Here, we have information about four buses:

  • Bus with start number 3 from route 3 is at location (120, 120) and has not yet passed the bus stop. We’d expect our program to see that there are two historical data points which can be used for this bus, as those two data points are for route 3 and within 100 meters of the current location. Considering that according to the requirements, the average time from historical data from data points within 100 meters should be used for estimates, how many minutes should our program estimate this bus to take before arriving at the bus stop?
  • Bus with start number 3 from route 6 is at location (125, 125). We have one historical data point that our program is able to use to predict the arrival time.
  • Bus from route 5 is included but we have no historical data for this bus.
  • Bus with start number 2 from route 3 has already passed the stop.

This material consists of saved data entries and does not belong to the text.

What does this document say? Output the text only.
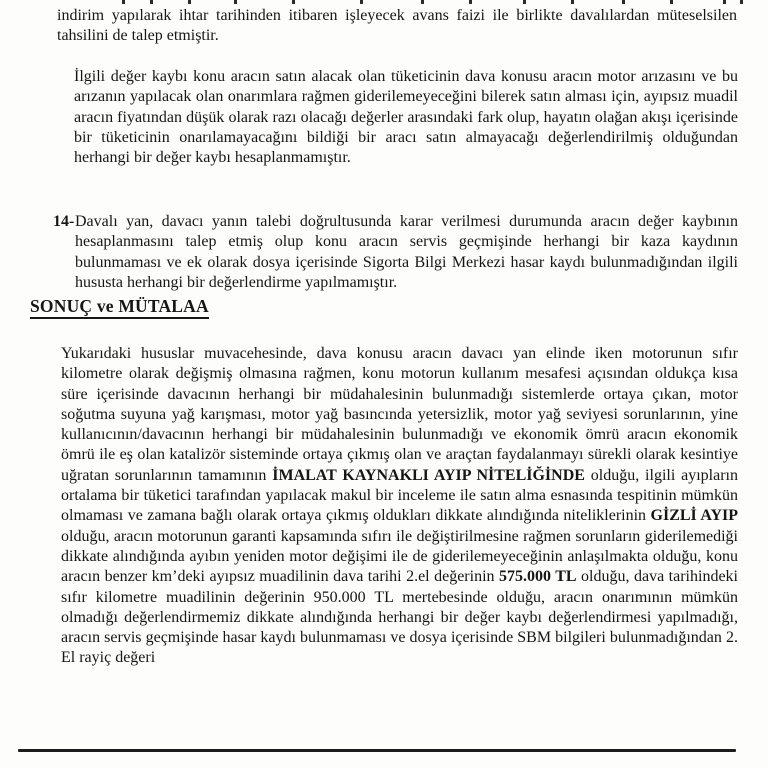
indirim yapılarak ihtar tarihinden itibaren işleyecek avans faizi ile birlikte davalılardan müteselsilen tahsilini de talep etmiştir.

İlgili değer kaybı konu aracın satın alacak olan tüketicinin dava konusu aracın motor arızasını ve bu arızanın yapılacak olan onarımlara rağmen giderilemeyeceğini bilerek satın alması için, ayıpsız muadil aracın fiyatından düşük olarak razı olacağı değerler arasındaki fark olup, hayatın olağan akışı içerisinde bir tüketicinin onarılamayacağını bildiği bir aracı satın almayacağı değerlendirilmiş olduğundan herhangi bir değer kaybı hesaplanmamıştır.

14- Davalı yan, davacı yanın talebi doğrultusunda karar verilmesi durumunda aracın değer kaybının hesaplanmasını talep etmiş olup konu aracın servis geçmişinde herhangi bir kaza kaydının bulunmaması ve ek olarak dosya içerisinde Sigorta Bilgi Merkezi hasar kaydı bulunmadığından ilgili hususta herhangi bir değerlendirme yapılmamıştır.

SONUÇ ve MÜTALAA

Yukarıdaki hususlar muvacehesinde, dava konusu aracın davacı yan elinde iken motorunun sıfır kilometre olarak değişmiş olmasına rağmen, konu motorun kullanım mesafesi açısından oldukça kısa süre içerisinde davacının herhangi bir müdahalesinin bulunmadığı sistemlerde ortaya çıkan, motor soğutma suyuna yağ karışması, motor yağ basıncında yetersizlik, motor yağ seviyesi sorunlarının, yine kullanıcının/davacının herhangi bir müdahalesinin bulunmadığı ve ekonomik ömrü aracın ekonomik ömrü ile eş olan katalizör sisteminde ortaya çıkmış olan ve araçtan faydalanmayı sürekli olarak kesintiye uğratan sorunlarının tamamının İMALAT KAYNAKLI AYIP NİTELİĞİNDE olduğu, ilgili ayıpların ortalama bir tüketici tarafından yapılacak makul bir inceleme ile satın alma esnasında tespitinin mümkün olmaması ve zamana bağlı olarak ortaya çıkmış oldukları dikkate alındığında niteliklerinin GİZLİ AYIP olduğu, aracın motorunun garanti kapsamında sıfırı ile değiştirilmesine rağmen sorunların giderilemediği dikkate alındığında ayıbın yeniden motor değişimi ile de giderilemeyeceğinin anlaşılmakta olduğu, konu aracın benzer km’deki ayıpsız muadilinin dava tarihi 2.el değerinin 575.000 TL olduğu, dava tarihindeki sıfır kilometre muadilinin değerinin 950.000 TL mertebesinde olduğu, aracın onarımının mümkün olmadığı değerlendirmemiz dikkate alındığında herhangi bir değer kaybı değerlendirmesi yapılmadığı, aracın servis geçmişinde hasar kaydı bulunmaması ve dosya içerisinde SBM bilgileri bulunmadığından 2. El rayiç değeri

Exercise: Write down what the expected output for the program would be for this input data. The program will receive some timestamp (hour and minute) as an input parameter; pick some numbers. Check that the output data format matches with the data from sched.

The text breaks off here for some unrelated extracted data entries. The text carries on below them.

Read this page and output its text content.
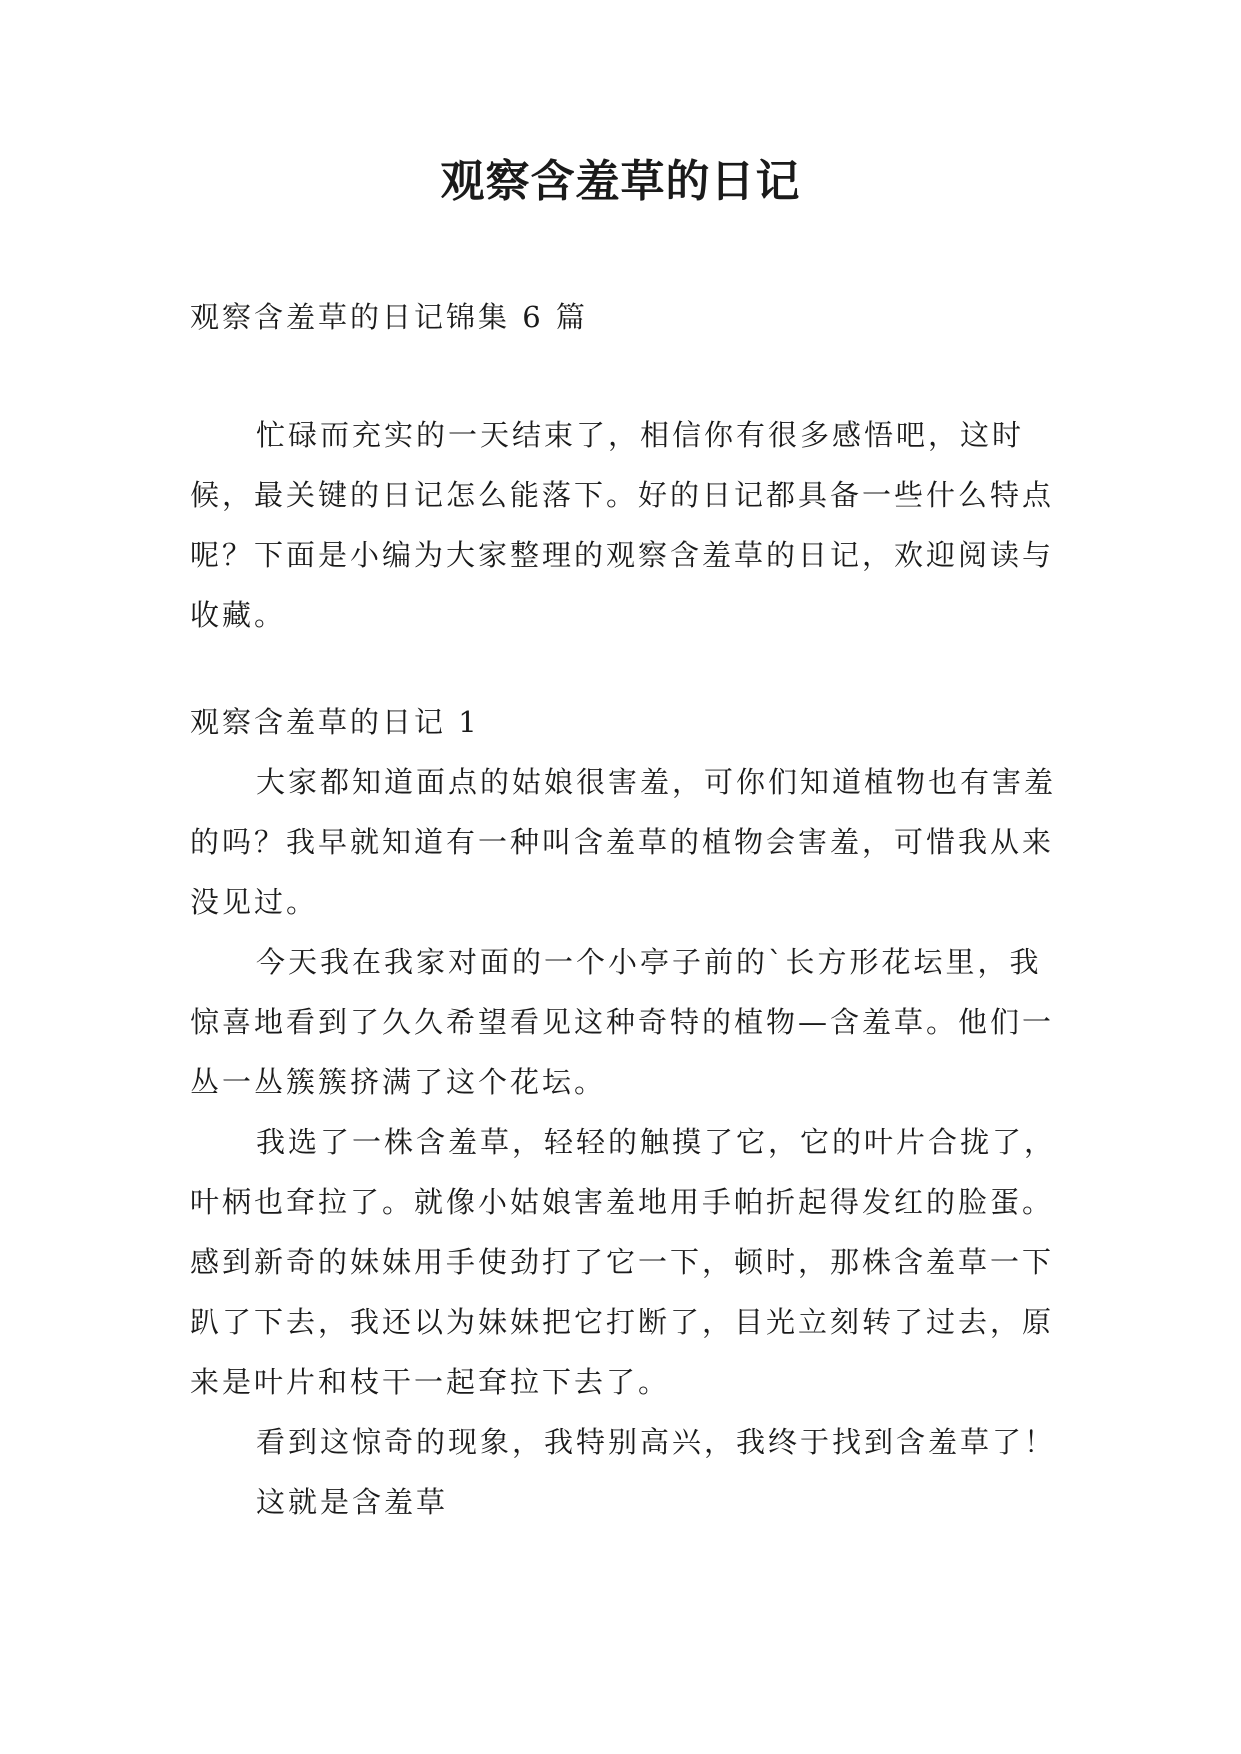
观察含羞草的日记
观察含羞草的日记锦集 6 篇
忙碌而充实的一天结束了，相信你有很多感悟吧，这时候，最关键的日记怎么能落下。好的日记都具备一些什么特点呢？下面是小编为大家整理的观察含羞草的日记，欢迎阅读与收藏。
观察含羞草的日记 1

大家都知道面点的姑娘很害羞，可你们知道植物也有害羞的吗？我早就知道有一种叫含羞草的植物会害羞，可惜我从来没见过。

今天我在我家对面的一个小亭子前的`长方形花坛里，我惊喜地看到了久久希望看见这种奇特的植物—含羞草。他们一丛一丛簇簇挤满了这个花坛。

我选了一株含羞草，轻轻的触摸了它，它的叶片合拢了，叶柄也耷拉了。就像小姑娘害羞地用手帕折起得发红的脸蛋。感到新奇的妹妹用手使劲打了它一下，顿时，那株含羞草一下趴了下去，我还以为妹妹把它打断了，目光立刻转了过去，原来是叶片和枝干一起耷拉下去了。

看到这惊奇的现象，我特别高兴，我终于找到含羞草了！

这就是含羞草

Now, how would we implement software to perform this operation? Again, let’s break this down to sub-tasks:

  • We need to parse the command line arguments and read in the input data
  • We need to loop through the current bus information
  • For each current bus, we need to decide what the output should be
    • For a bus that has passed we simply output the fact that the bus has passed
    • We should output the estimated arrival time whenever we have the historical data to be able to calculate the estimation
    • For other buses we won’t be able to output anything
  • We finally output the results in the required format

Exercise: Put together the skeleton for the program: parse the command line arguments, open the files, read in the information from the files to lists. Feel free to either store a data point (a row in either file) either to a tuple or using a class and member variables. You can convert a string to a floating point value by using e.g. “f = float(s)”. You can remove all whitespace (line breaks, spaces etc.) from a string by using the “strip” string member function, e.g. s.strip(). Your program doesn’t need to output anything yet.

Now that we have the skeleton in place, we can try to implement the core logic. There are a couple of primitives that our core logic requires, namely calculating an average of a list of numbers and calculating the distance between two coordinates; it might be interesting to implement these first.

Exercise: Implement and test a function to calculate the average of numbers in a list. You can use the built-in function “sum” to sum all the values in a list. Note that you probably want to cast the denominator to a floating point number to ensure the result is also a floating point number.

Exercise: Implement and test a function to calculate the distance between two coordinates. Use the Pythagorean theorem for this: distance = math.sqrt((x_diff ** 2) + (y_diff ** 2)). You need to import math to have access to the sqrt function.

For the most complex part of deciding what the output should be, the pseudocode could look something like this:

for bus in current_gps_data:
    if bus.passed:
        # don't try to predict the arrival time but note that
        # we need to include this bus in the output
        # find historical data points for this route
        historical_data_points =
            [data_point for data_point in historical_data if
                data_point.route_number == bus.route_number]
        # only include data points that are within 100 meters
        # of current position
        close_historical_data_points =
            [point for point in historical_data_points if
            distance(bus.position, point.position) < 100.0]
        bus.estimated_time_from_now = calculate_average(close_historical_data_points)

In other words, we need to find the relevant historical data points (matching route number and close enough to the current bus location), and then calculate the average arrival time based on them. Once we have this information we can print it out.

It seems like we’re starting to have all the pieces so we can put our program together.

Exercise: Implement the rest of your program. Test it with the mock-up data first. If that passes, see what output you get for the larger test files that were provided.